He faced 14 batters, two over the minimum, and got eight groundball outs, including a double play to end the third with runners on first and second.
 
“Better tempo once again, consistent with his last outing,” said manager John Farrell.
 
“I think any time we see Clay putting the ball on the ground, he’s got a sinker, he’s got his late action pitches working down in the zone,” Farrell said. “And that was the case again today. Key double play ball for him. And I think as we’ve seen his evolution as a starting pitcher, as he’s gone to that two-seamer, it really puts him in a good position to not only be efficient but when he needs to, get a groundball double play as the case was today.”
 
Buchholz, too, has noticed the difference.
 
“Everything is good,” he said. “That’s been my No. 1 key as of late, getting on the rubber and throwing a pitch and getting back up there. Just to make the game go a little bit quicker and not have to think too much. Just getting the ball and trying to go after it.”

Buchholz was pleased with his outing. In 8 1/3 outings this spring, Buchholz has yet to give up a run.

“Everything is starting to fall together,” he said. “I was able to go out there and execute pitches, like one after another, a little bit better than the last time out and the time before that. I feel like it’s all coming together for the spring, getting up and down a little bit more and the next time when I go out it’ll be five innings. It’s starting to feel more real now.

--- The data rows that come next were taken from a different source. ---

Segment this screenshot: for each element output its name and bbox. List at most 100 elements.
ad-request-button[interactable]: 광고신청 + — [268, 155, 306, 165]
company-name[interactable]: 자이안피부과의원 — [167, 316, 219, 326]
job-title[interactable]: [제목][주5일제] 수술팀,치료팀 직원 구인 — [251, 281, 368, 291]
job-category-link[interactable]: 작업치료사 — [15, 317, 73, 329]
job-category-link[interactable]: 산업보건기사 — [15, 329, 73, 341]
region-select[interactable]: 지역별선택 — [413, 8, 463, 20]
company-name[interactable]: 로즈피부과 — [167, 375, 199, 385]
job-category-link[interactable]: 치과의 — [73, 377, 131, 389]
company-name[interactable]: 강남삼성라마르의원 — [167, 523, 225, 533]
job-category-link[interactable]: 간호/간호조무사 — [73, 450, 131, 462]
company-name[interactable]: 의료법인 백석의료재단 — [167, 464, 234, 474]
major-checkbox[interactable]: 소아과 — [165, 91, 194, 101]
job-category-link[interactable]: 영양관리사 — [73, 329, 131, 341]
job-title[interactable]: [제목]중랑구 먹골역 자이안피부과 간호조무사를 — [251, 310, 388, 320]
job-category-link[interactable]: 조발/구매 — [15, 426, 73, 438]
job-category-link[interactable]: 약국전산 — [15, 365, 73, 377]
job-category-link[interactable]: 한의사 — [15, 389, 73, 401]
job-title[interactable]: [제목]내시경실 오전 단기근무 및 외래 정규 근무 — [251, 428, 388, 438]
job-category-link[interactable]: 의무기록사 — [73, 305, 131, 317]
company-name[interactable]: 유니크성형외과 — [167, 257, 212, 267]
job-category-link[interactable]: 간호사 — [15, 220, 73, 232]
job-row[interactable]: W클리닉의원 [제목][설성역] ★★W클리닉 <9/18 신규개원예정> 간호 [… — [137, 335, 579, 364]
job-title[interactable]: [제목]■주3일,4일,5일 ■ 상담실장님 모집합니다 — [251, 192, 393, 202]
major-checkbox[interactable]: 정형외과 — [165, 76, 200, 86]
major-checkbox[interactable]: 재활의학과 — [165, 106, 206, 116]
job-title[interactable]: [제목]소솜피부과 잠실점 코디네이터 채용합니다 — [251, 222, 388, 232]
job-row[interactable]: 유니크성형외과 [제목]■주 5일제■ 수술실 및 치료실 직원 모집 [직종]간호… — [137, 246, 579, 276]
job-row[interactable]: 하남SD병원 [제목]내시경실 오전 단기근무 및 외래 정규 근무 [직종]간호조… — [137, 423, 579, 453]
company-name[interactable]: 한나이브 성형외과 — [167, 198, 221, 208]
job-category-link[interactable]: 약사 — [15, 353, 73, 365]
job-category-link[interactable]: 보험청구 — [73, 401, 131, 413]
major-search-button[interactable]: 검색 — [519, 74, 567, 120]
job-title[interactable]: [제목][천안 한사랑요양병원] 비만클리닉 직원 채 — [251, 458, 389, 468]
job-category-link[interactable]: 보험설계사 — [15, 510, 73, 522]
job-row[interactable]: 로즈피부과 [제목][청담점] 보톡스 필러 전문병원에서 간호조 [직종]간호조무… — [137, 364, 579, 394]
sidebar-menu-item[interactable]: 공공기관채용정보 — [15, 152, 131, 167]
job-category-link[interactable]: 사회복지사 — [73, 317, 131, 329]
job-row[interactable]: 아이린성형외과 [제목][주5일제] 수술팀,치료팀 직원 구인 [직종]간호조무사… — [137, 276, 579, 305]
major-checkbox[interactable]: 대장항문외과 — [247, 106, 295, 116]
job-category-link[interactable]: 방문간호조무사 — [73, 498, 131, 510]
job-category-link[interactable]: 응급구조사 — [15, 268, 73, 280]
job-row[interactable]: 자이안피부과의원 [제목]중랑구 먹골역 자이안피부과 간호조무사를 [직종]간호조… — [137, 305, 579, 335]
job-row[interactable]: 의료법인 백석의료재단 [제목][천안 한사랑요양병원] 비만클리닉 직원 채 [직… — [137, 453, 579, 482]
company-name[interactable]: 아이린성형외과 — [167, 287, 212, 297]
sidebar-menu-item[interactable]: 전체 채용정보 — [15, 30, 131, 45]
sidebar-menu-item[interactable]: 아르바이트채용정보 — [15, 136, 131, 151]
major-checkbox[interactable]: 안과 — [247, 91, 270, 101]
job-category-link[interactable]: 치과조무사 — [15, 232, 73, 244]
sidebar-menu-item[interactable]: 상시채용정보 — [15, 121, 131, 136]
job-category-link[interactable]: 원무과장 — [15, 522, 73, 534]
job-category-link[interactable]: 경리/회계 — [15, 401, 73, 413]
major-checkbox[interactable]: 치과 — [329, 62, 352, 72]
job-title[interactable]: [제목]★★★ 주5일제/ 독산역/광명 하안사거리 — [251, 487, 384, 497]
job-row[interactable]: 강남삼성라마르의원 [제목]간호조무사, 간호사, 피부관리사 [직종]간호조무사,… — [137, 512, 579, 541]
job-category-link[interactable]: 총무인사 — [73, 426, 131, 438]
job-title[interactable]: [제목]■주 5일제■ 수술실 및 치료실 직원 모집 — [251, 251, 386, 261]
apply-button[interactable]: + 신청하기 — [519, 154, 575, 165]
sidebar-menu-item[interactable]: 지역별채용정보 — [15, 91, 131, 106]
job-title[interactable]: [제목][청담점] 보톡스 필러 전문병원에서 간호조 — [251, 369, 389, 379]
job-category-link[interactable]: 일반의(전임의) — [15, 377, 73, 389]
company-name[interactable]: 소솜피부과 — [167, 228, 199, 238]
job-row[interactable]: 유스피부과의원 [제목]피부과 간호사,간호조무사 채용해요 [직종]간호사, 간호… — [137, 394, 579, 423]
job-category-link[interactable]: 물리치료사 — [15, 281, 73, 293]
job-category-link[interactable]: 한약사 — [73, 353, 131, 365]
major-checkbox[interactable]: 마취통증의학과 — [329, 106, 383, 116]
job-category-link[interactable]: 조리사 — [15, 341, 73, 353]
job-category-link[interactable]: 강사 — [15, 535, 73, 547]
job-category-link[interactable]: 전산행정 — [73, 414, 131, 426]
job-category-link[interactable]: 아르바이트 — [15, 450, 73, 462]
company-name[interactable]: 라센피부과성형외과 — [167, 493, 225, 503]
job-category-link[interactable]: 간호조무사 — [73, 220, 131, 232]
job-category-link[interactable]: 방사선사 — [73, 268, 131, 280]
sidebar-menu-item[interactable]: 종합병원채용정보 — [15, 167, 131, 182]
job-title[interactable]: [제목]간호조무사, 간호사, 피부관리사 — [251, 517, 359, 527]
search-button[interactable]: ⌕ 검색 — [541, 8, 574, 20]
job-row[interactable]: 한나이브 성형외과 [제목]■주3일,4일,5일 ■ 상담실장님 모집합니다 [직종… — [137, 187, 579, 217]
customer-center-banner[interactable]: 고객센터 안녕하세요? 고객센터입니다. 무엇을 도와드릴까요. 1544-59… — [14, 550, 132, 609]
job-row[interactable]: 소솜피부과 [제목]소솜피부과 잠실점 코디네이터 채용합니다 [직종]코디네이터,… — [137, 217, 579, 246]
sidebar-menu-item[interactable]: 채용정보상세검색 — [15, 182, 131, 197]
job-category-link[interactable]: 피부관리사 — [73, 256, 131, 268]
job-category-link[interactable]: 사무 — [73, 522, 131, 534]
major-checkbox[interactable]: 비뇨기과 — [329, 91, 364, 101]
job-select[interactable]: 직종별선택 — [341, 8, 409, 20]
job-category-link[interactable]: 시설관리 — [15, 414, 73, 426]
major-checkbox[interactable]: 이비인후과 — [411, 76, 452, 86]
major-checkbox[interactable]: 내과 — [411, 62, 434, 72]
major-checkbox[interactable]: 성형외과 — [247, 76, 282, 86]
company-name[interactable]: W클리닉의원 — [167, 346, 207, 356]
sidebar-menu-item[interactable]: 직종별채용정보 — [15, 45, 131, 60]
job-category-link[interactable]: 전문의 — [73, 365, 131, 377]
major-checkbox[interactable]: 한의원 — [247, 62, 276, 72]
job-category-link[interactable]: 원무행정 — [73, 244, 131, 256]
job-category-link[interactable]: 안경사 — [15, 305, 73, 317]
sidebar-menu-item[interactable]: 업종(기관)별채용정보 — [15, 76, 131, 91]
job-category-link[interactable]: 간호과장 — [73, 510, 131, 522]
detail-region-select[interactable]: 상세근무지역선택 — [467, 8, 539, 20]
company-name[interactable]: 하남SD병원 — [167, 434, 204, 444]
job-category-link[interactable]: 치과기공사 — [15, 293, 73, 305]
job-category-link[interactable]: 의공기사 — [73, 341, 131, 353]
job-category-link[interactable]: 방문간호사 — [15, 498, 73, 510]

“I was able to throw a fastball for a strike. Strike one has been big. Didn’t do it to a couple of guys today. But I was able to get back into the count with a cutter or a two-seamer to get them to roll over or some weak contact. That has sort of been the name of the game for me the past three times out. Been able to throw a four-seamer and two-seamer to both sides of the plate and get ahead.”
 
Getting that contact, though, has cut down on the number of strikeouts he’s gotten. Buchholz had just one strikeout in this game, Colby Rasmus leading off the third inning, and has just seven this season.

“Once I get to two strikes then I can try to strike somebody out,” he said. “But you can’t strike ‘em out if they’re, you know, it seems especially when I pitch against them the last couple of seasons they’ve been really aggressive to the fastball early in counts. They’re the same thing today. They swung the bat early, didn’t really get ahead of a whole lot of hitters with two strikes. Once I get to two strikes, then I can think about throwing an out pitch and getting a swing and miss or something looking. I think I threw [45] pitches. I’ll take a low pitch count over a high strikeout.”
 
Buchholz was slowed at the beginning of spring training by a hamstring strain on the first day of official workouts for pitchers and catchers. That’s all behind him now, he believes.
 
“I feel fine,” he said. “It happened the first day of camp. I knew I was only going to be about an inning behind everybody so I feel like I’m catching up to them and being able to go every five days. Once we get to that five-inning mark and go six and get up to 100 pitches late in spring, that’s sort of where you want to be anyway. I don’t really think I missed a whole lot.

“I feel comfortable with all my pitches. There’s not one particular pitch I feel I need to work on more than the others. I think I’m right where I need to be right now.”